= Blue Pill (software) =

Proof-of-concept virtual machine-based rootkit

Blue Pill is the codename for a rootkit based on x86 virtualization. Blue Pill originally required AMD-V (Pacifica) virtualization support, but was later ported to support Intel VT-x (Vanderpool) as well. It was designed by Joanna Rutkowska and originally demonstrated at the Black Hat Briefings on August 3, 2006, with a reference implementation for the Microsoft Windows Vista kernel.

The name is a reference to the red pill and blue pill concept from the 1999 film The Matrix.

==Overview==
The Blue Pill concept is to trap a running instance of the operating system by starting a thin hypervisor and virtualizing the rest of the machine under it. The previous operating system would still maintain its existing references to all devices and files, but nearly anything, including hardware interrupts, requests for data and even the system time could be intercepted (and a fake response sent) by the hypervisor.
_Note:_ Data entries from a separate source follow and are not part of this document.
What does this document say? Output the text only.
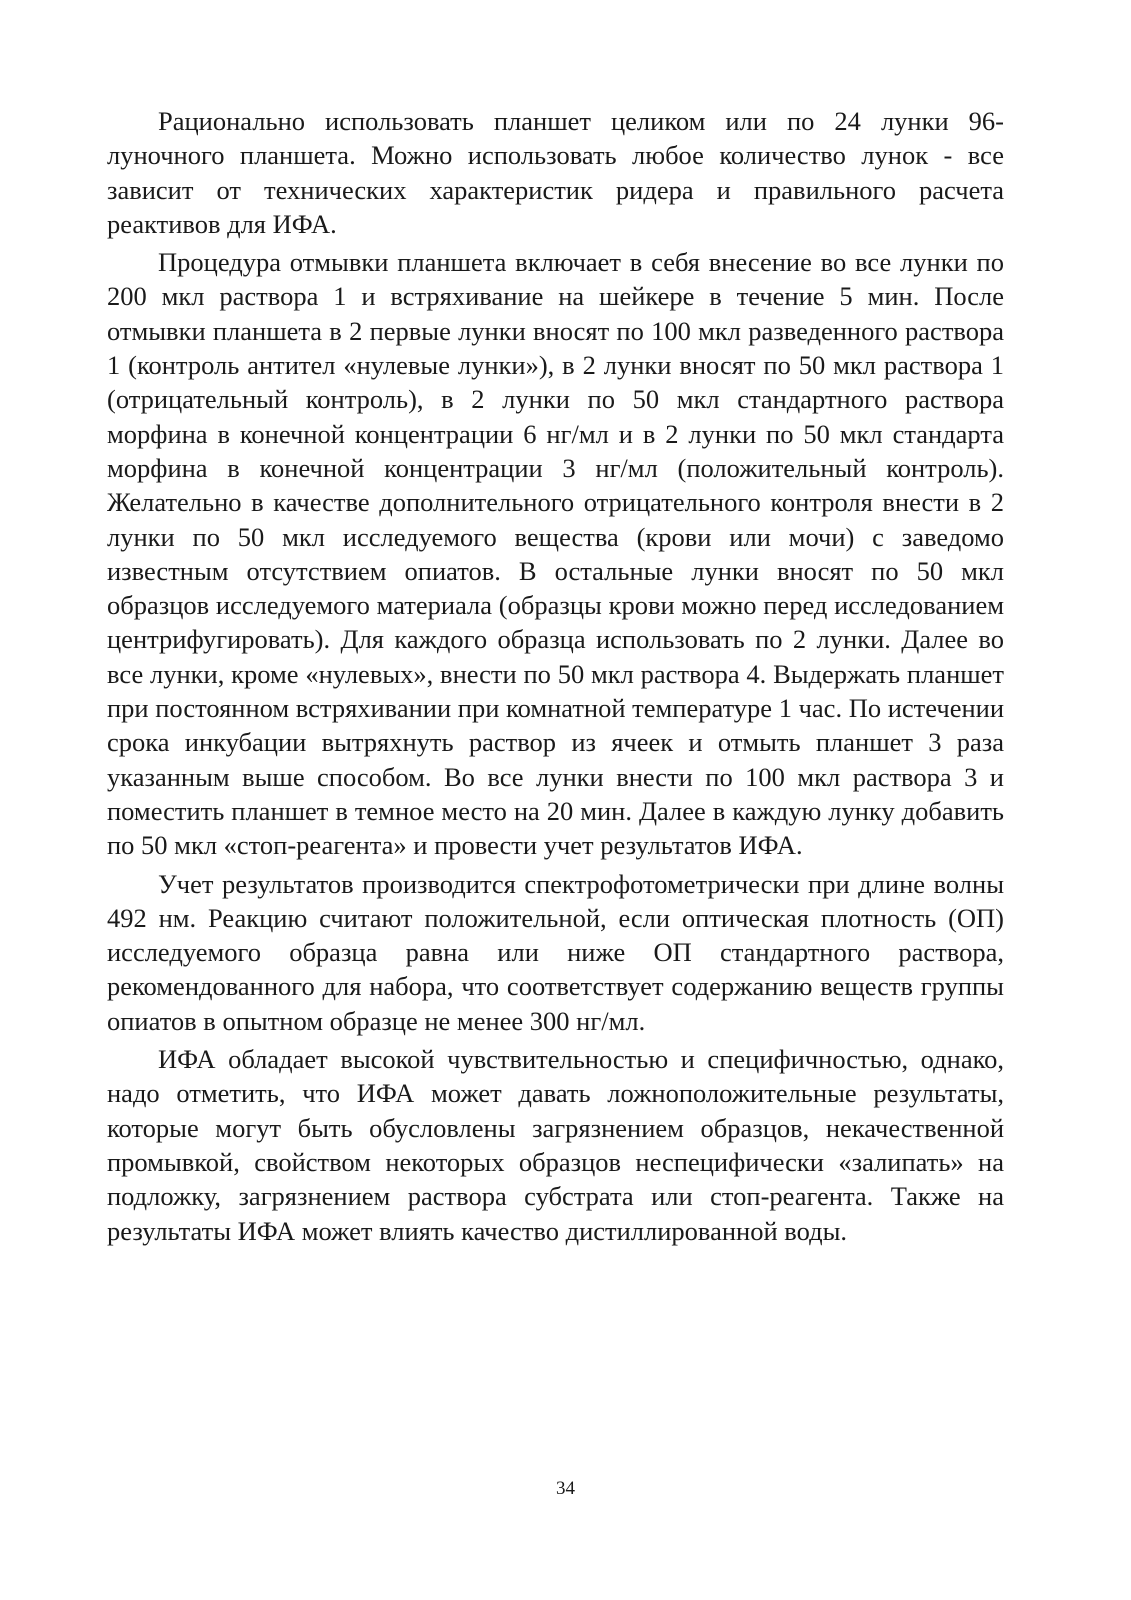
Рационально использовать планшет целиком или по 24 лунки 96-луночного планшета. Можно использовать любое количество лунок - все зависит от технических характеристик ридера и правильного расчета реактивов для ИФА.

Процедура отмывки планшета включает в себя внесение во все лунки по 200 мкл раствора 1 и встряхивание на шейкере в течение 5 мин. После отмывки планшета в 2 первые лунки вносят по 100 мкл разведенного раствора 1 (контроль антител «нулевые лунки»), в 2 лунки вносят по 50 мкл раствора 1 (отрицательный контроль), в 2 лунки по 50 мкл стандартного раствора морфина в конечной концентрации 6 нг/мл и в 2 лунки по 50 мкл стандарта морфина в конечной концентрации 3 нг/мл (положительный контроль). Желательно в качестве дополнительного отрицательного контроля внести в 2 лунки по 50 мкл исследуемого вещества (крови или мочи) с заведомо известным отсутствием опиатов. В остальные лунки вносят по 50 мкл образцов исследуемого материала (образцы крови можно перед исследованием центрифугировать). Для каждого образца использовать по 2 лунки. Далее во все лунки, кроме «нулевых», внести по 50 мкл раствора 4. Выдержать планшет при постоянном встряхивании при комнатной температуре 1 час. По истечении срока инкубации вытряхнуть раствор из ячеек и отмыть планшет 3 раза указанным выше способом. Во все лунки внести по 100 мкл раствора 3 и поместить планшет в темное место на 20 мин. Далее в каждую лунку добавить по 50 мкл «стоп-реагента» и провести учет результатов ИФА.

Учет результатов производится спектрофотометрически при длине волны 492 нм. Реакцию считают положительной, если оптическая плотность (ОП) исследуемого образца равна или ниже ОП стандартного раствора, рекомендованного для набора, что соответствует содержанию веществ группы опиатов в опытном образце не менее 300 нг/мл.

ИФА обладает высокой чувствительностью и специфичностью, однако, надо отметить, что ИФА может давать ложноположительные результаты, которые могут быть обусловлены загрязнением образцов, некачественной промывкой, свойством некоторых образцов неспецифически «залипать» на подложку, загрязнением раствора субстрата или стоп-реагента. Также на результаты ИФА может влиять качество дистиллированной воды.

34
The original concept of Blue Pill was published by another researcher at IEEE Oakland in May 2006, under the name VMBR (virtual-machine based rootkit).

Rutkowska claims that, since any detection program could be fooled by the hypervisor, such a system could be "100% undetectable". Since AMD virtualization is seamless by design, a virtualized guest is not supposed to be able to query whether it is a guest or not. Therefore, the only way Blue Pill could be detected is if the virtualization implementation were not functioning as specified.
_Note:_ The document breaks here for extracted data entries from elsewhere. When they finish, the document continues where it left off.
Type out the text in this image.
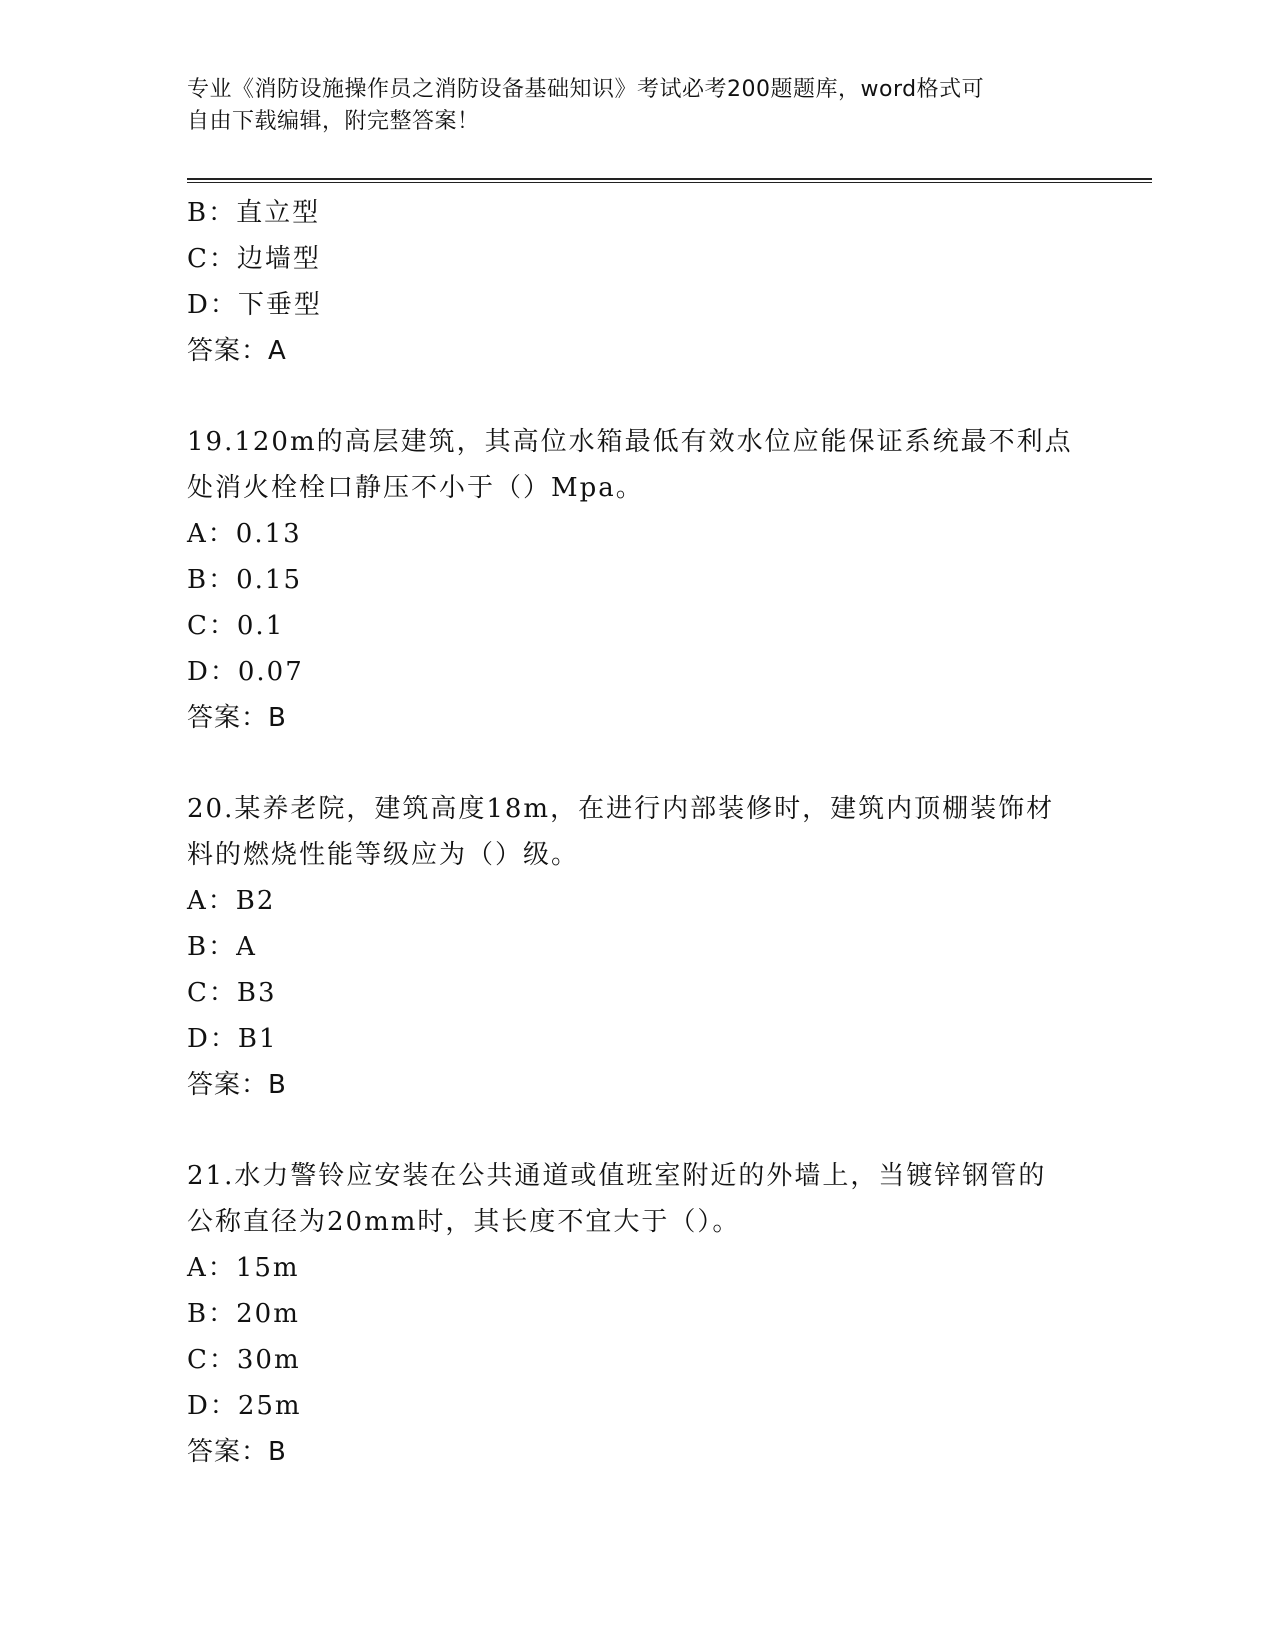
专业《消防设施操作员之消防设备基础知识》考试必考200题题库，word格式可
自由下载编辑，附完整答案！
B：直立型
C：边墙型
D：下垂型
答案：A
19.120m的高层建筑，其高位水箱最低有效水位应能保证系统最不利点
处消火栓栓口静压不小于（）Mpa。
A：0.13
B：0.15
C：0.1
D：0.07
答案：B
20.某养老院，建筑高度18m，在进行内部装修时，建筑内顶棚装饰材
料的燃烧性能等级应为（）级。
A：B2
B：A
C：B3
D：B1
答案：B
21.水力警铃应安装在公共通道或值班室附近的外墙上，当镀锌钢管的
公称直径为20mm时，其长度不宜大于（）。
A：15m
B：20m
C：30m
D：25m
答案：B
This assessment, repeated in numerous press articles, is disputed: AMD issued a statement dismissing the claim of full undetectability. Some other security researchers and journalists also dismissed the concept as implausible. Virtualization could be detected by a timing attack relying on external sources of time.

In 2007, a group of researchers challenged Rutkowska to put Blue Pill against their rootkit detector software at that year's Black Hat conference, but the deal was deemed a no-go following Rutkowska's request for $384,000 in funding as a prerequisite for entering the competition. Rutkowska and Alexander Tereshkin countered detractors' claims during a subsequent Black Hat speech, arguing that the proposed detection methods were inaccurate.

The source code for Blue Pill has since been made public, under the following license: Any unauthorized use (including publishing and distribution) of this software requires a valid license from the copyright holder. This software has been provided for the educational use only during the Black Hat training and conference.

==Red Pill==
Red Pill is a technique to detect the presence of a virtual machine also developed by Joanna Rutkowska.